Он еще раз прошелся взглядом по квартире. Добросовестный разгром после оч-чень добросовестной пьянки. Мертво спящий под столом летчик. На разметанной постели – полуголая толстая девка, то ли чья-то секретарша, то ли буфетчица. Тоже до полудня не проснется, а когда проснется, не сможет ничего вспомнить. Анализы кое-что покажут, но…
В случае чего сделает аборт. Впервой ли?
Как говорится, погуляли. Ночь перед арестом. Он встал у окна и посмотрел в щель между занавесками. Под окнами глупо таращились трое.
Заливает, значит? Соседей снизу? Это которые сверлили дырочки в своем потолке и просовывали в них трубочки стетоскопов?
Хорошие соседи. Тихие и невредные.
Он отошел от окна, подхватил чемоданчик-балетку и стал ждать. Дверь уже ломали всерьез.
– Гражданин Волков! Александр Михайлович! Ворвались сразу трое: два офицера с малиновыми петлицами и околышами и штатский, в шляпе и даже в пенсне.
– Волков! Сопротивление бесполезно!
Это он знал и без них. Только дурак сопротивляется подавляющей силе. Умный – уступает, а когда нападающий проваливается, бьет его в затылок.
И даже не слишком сильно. Зачем? Все равно ведь – насмерть…
– Не трогать здесь ничего!
Разумно. Поскольку главное – в расположении предметов. Что ж, это они еще кое-как понимают…
Вот побежали в ванную. Ну-ка, ты, в пенсне! Повернись, я хочу видеть твое изумленное личико. Или разъяренное. Ну-ка…
Отлично. Злость. Чистая неприкрытая злость. Конечно, ты умный, ты кричал: брать, брать немедля! А твой недотепа начальник цедил: слежка, контакты, разработка…
Теперь у тебя на него есть хороший материал.
Можно сказать, что я пристрелил кого-то из вас. Может, тебя, может, его. Вы мне оба одинаково противны.
Главным образом своим посконным идиотизмом. Вам не представить себе, что есть кто-то настолько умнее вас, что вы рядом с ним не более чем вши. Гниды.
Вы так и не поняли, кто я такой. И не поймете никогда. И – плевать.
Тот, кого знали как Волкова – впрочем, он и был когда-то настоящим Сашей Волковым (круг замкнулся…), – последние полгода был занят только и исключительно тем, что готовил свою смерть. Поскольку в государстве тотального контроля истинно свободным мог быть лишь мертвец. Который лежит под надписанным камнем и которого не нужно искать.

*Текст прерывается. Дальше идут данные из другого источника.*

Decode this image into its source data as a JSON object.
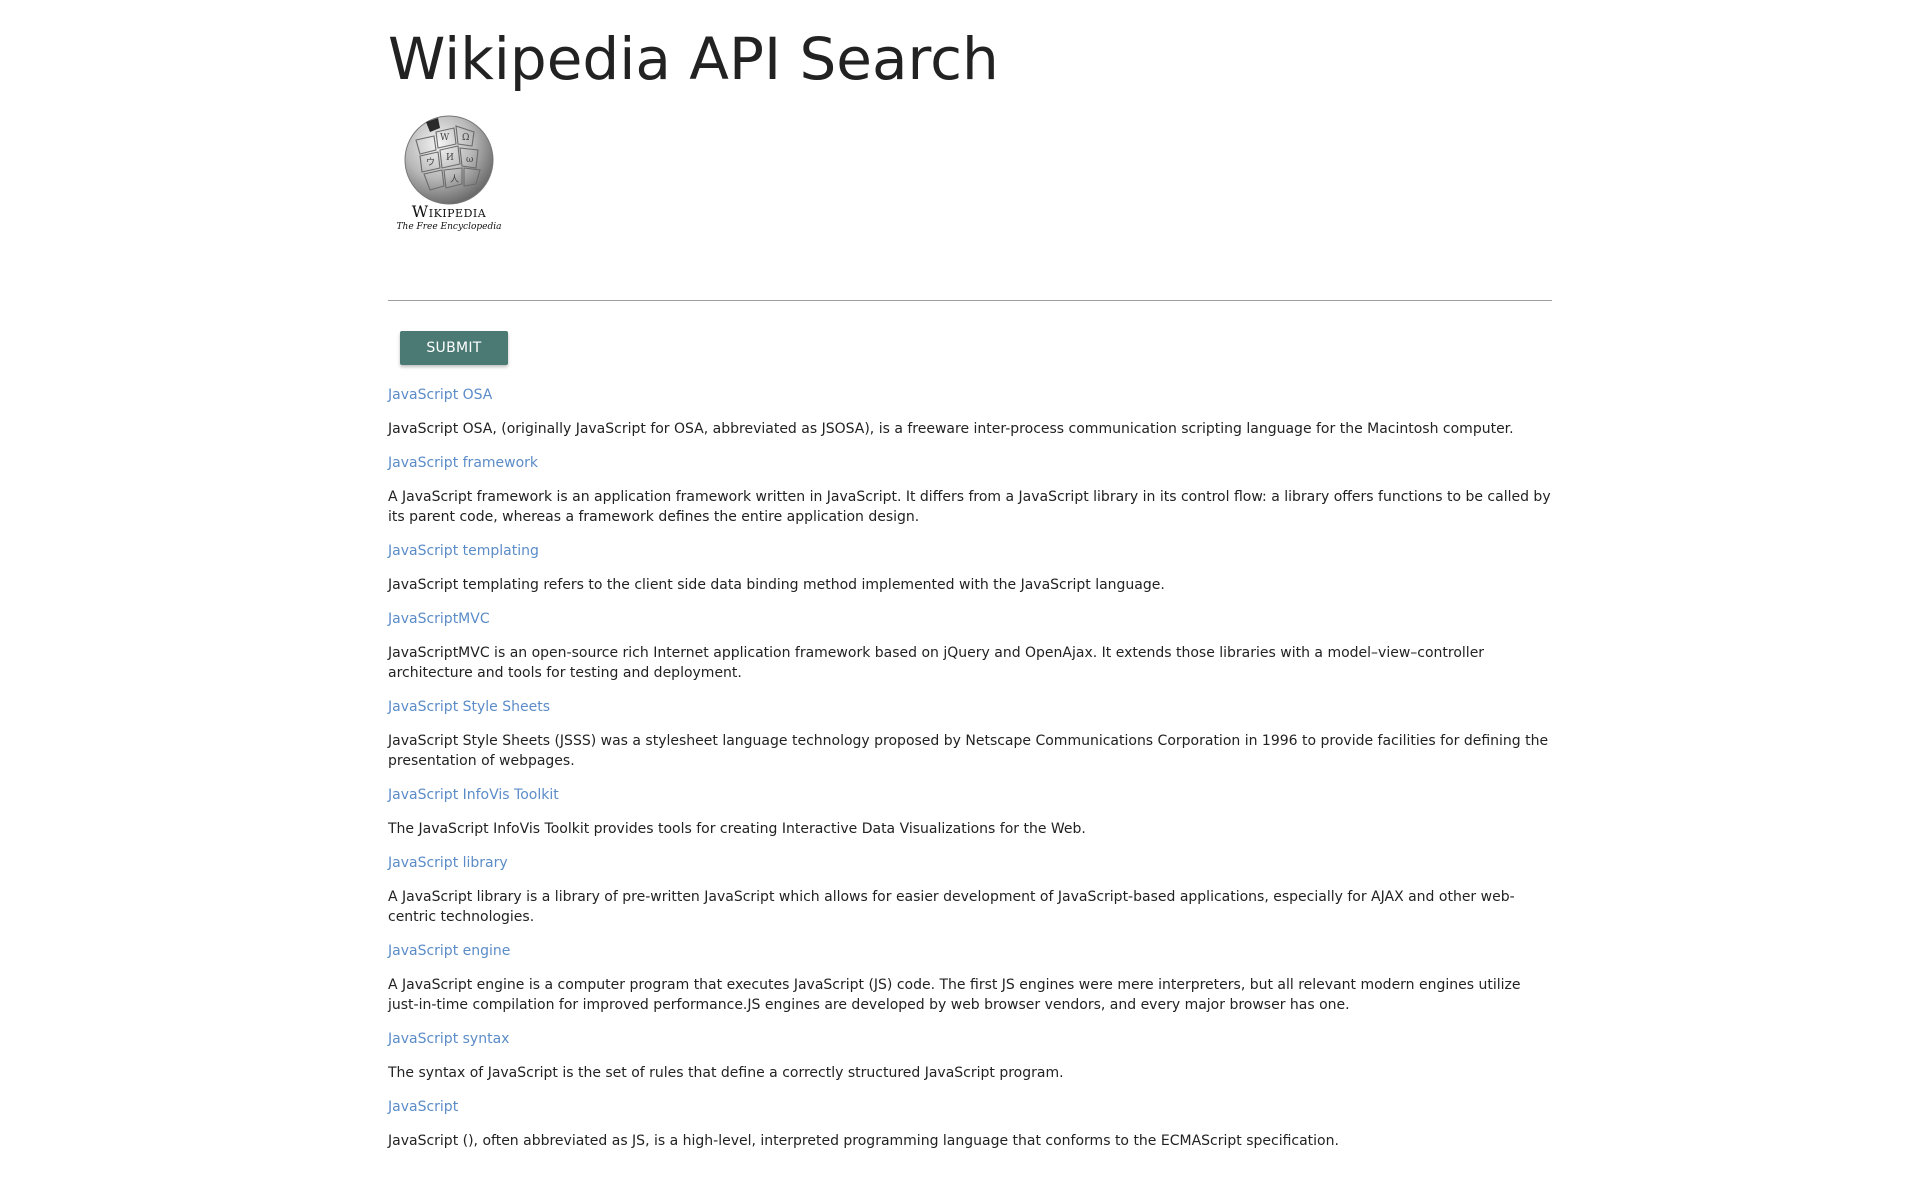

Обеспечить себе замену в мире живых оказалось не так уж сложно.
Уже полтора месяца в его квартире беспробудно жил командированный из дальневосточного леспромхоза снабженец Фрязин, пьяница и беспутный тип, ростом, комплекцией и цветом волос похожий на Волкова. Они познакомились в пивной на Сивцевом Вражке, почти подружились; Волков, пользуясь своими знакомствами в Bepxax, помог Фрязину решить какие-то не совсем решаемые проблемы. Фрязин закатил для него долгую роскошную пьянку.
Две недели назад Фрязин как бы уехал обратно на свою станцию Ерофей Павлович… На самом же деле, «вспомнив» что-то по дороге, он вернулся в Москву и ночью постучал в дверь квартиры Волкова. Глаза его были страшные. Волков его впустил и больше не выпускал.
А буквально на следующий день Волкова обложили по-настоящему. И он понял, что успел чудом. Впрочем, к чудесам он привык. На чудесах он и держался все это время – с самого начала своей безумной службы.
Собрав двадцатого на свой день рождения побольше друзей, приятелей и случайных собутыльников, он позаботился о женщинах, выпивке, большом шуме и даже драке, спровоцировав спор о том, пристойно ли коммунисту так напиваться в Пасху, при этом закусывая водку крутыми яйцами. Он прекрасно знал, что все его гости пройдут через руки НКВД или НКГБ и там сделают все, чтобы получить от них подробные показания, И показания будут свидетельствовать, что хозяин квартиры остался с женщиной и одним – а может, двумя или тремя?.. да нет, одним – упившимся гостем… Хозяин был хмелен, весел и хлебосолен.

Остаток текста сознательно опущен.